Amid an increasingly fraught Chinese e-commerce market, Amazon announced that it will no longer operate its third-party marketplace and will stop seller services on its Chinese website starting July 18.
Amazon has been talking with Kaola, the e-commerce subsidiary of Chinese gaming company NetEase, about merging its China business. The Wall Street Journal suggests that the partnership between Amazon and Kaola could give “leading global brands” confidence to operate on NetEase platforms, which weathered reports of selling counterfeit items.
When Amazon first entered China in 2004, it was the largest online vendor for books, music and videos; now, it operates mainly as a marketplace where Chinese consumers can obtain foreign products. In the fourth quarter of 2018, Amazon only made up 6 percent of market share in cross-border e-commerce, compared to Kaola’s 25 percent and Alibaba’s 32 percent.
Instead, Amazon is now focusing on promoting its cloud services in China. Amazon Web Services (AWS), the company’s cloud computing unit, opened a data center in Hong Kong, making that its eighth location in the Asia Pacific and China region. The new Hong Kong location would allow AWS to compete more directly with Alibaba, which currently comprises 43 percent of China’s cloud infrastructure services, compared to AWS’s 6 percent reported in the first half of 2018.
After the latest round of U.S.-China trade talks, the U.S. trade delegation accused China of reneging on almost all trade commitments. President Trump subsequently raised tariffs on $200 billion worth of Chinese goods up to 25 percent. Trump also threatened to place tariffs of up to 25 percent on an additional $300 billion worth of Chinese imports, which includes everything from handbags and sneakers, to parts for rifles. The Office of the United States Trade Representatives received a list of the targeted products, which the public will be allowed to comment on. In retaliation, China increased its tariffs on $60 billion worth of American goods, such as alcohol and liquefied natural gas, from 10 percent to 20 or 25 percent. Despite the escalation of the trade war, Trump still claims that U.S.-China trade talks are going well and that this is just “a little squabble.”
Trump believes that the tariffs will shift production back to the United States, despite warnings from his top economists that tariffs would hurt both sides. Trump also stated he would take steps to support those hurt by China’s tariffs and pledged $15 billion in aid to American farmers. However, economists and industry organizations believe that these measures will only cause prices to increase for consumers.
China’s State Administration of Press and Publication has set new video game guidelines and regulations. Although China resumed approving new game licenses and monetization, they also introduced new limits on the number of games that will be allowed to market per year, as well as restrictions on video game content.
Gambling games like poker and mahjong will no longer be approved, along with some games that take inspiration from imperial China. Officials will also no longer allow any depiction of blood or corpses. TechCrunch reports that while larger companies should not be too affected, smaller publishers are likely to be wiped out from competition.

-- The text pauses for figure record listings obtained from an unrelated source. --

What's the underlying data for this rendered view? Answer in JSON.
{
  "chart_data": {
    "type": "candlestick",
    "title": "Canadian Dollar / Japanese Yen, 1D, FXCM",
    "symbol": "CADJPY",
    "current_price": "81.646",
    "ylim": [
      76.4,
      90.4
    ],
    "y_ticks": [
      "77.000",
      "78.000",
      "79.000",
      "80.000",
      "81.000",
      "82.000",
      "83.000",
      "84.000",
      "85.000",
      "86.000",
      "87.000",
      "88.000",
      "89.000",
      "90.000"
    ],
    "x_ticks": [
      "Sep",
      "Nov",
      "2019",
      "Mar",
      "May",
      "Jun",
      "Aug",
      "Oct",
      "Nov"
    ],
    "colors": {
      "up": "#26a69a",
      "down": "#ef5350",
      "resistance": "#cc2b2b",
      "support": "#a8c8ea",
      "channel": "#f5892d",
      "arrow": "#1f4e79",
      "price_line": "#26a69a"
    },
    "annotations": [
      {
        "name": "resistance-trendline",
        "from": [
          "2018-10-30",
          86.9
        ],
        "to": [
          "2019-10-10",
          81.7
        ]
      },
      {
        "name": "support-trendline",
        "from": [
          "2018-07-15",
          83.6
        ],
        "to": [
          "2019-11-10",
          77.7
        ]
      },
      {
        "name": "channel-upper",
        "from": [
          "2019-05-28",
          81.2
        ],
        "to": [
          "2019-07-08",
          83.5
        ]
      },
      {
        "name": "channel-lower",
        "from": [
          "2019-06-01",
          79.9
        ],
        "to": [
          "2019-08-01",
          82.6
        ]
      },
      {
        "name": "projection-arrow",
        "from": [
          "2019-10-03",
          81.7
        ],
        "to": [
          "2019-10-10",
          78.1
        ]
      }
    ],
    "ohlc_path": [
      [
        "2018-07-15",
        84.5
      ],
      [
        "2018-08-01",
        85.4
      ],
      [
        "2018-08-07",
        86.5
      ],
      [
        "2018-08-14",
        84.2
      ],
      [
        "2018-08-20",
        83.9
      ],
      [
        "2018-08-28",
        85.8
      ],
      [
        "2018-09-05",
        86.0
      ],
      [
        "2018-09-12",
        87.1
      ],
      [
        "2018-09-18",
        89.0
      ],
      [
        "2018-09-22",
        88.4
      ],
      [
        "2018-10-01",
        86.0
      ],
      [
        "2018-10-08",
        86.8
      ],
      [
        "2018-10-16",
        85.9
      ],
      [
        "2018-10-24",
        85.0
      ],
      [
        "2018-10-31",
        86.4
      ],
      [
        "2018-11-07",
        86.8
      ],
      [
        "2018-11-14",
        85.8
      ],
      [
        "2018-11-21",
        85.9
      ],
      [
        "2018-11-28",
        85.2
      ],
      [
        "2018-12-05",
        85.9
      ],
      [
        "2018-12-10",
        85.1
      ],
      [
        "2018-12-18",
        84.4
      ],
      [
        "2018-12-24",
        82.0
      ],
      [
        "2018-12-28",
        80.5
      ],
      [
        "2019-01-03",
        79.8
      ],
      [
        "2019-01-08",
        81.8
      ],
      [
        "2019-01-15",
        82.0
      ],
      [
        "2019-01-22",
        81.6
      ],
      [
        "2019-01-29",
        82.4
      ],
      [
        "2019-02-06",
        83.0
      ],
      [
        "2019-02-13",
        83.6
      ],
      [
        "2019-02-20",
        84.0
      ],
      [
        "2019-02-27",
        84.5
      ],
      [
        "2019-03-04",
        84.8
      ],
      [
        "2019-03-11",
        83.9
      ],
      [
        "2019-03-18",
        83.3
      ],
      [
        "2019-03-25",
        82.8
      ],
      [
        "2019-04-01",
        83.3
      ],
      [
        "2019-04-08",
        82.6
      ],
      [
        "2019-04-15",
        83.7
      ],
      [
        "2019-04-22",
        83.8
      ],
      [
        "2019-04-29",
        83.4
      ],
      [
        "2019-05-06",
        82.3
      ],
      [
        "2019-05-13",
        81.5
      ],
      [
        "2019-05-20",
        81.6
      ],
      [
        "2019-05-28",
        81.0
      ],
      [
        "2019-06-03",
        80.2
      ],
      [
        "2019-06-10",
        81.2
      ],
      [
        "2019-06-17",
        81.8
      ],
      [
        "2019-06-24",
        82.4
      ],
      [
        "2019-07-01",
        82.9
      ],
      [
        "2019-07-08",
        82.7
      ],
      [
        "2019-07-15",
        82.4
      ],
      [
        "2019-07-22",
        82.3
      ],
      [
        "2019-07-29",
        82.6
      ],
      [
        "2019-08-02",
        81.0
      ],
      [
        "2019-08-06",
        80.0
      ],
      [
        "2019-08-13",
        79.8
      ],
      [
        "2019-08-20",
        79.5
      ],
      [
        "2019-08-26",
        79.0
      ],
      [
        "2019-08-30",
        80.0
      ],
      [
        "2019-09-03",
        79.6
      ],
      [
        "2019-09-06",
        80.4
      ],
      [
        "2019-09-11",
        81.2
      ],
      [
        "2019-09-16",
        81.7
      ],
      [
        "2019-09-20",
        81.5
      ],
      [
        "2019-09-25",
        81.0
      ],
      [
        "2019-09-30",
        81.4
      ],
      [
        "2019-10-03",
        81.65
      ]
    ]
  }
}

Vice Studios has signed a deal with Chinese video game giant Tencent’s streaming service, Tencent Video. Vice will produce an eight-part series that will explore “hype culture” around the world. The series is geared toward Chinese audiences, particularly Chinese youth, and will be hosted in Chinese.
Vice Studios launched their China strategy in 2010 and started producing streaming series specifically geared toward Chinese audiences, such as “Young Chinese” and “Trap in Southwest China,” the latter of which documents the rise of rap music in China. Both series have received tens of millions of views.
Despite being blacklisted in the United States, Huawei has now overtaken Apple to become the world’s second-largest smartphone maker. Bloomberg reports that Huawei’s shipments grew by 50 percent from the previous year, and it was the only company among the top four smartphone makers to “expand volumes” despite an overall market decline.
Huawei’s first quarter revenue was up 39 percent. The company says it signed 40 contracts for its 5G technology and has become the “dominant supplier” to many 5G networks, which is expected to roll out to many markets this year. Although the United States has campaigned for its allies to similarly ban Huawei tech, Bloomberg reports that nations that make up about 40 percent of the world’s gross domestic product are either embracing Huawei technology, or do not plan to fully ban it.
Additionally, Huawei is now the world’s fourth-largest spender on research and development, having spent $15.3 billion in 2018 (Amazon was the number one spender, at $28.8 billion). Comparatively, Apple spent $14.2 billion last year.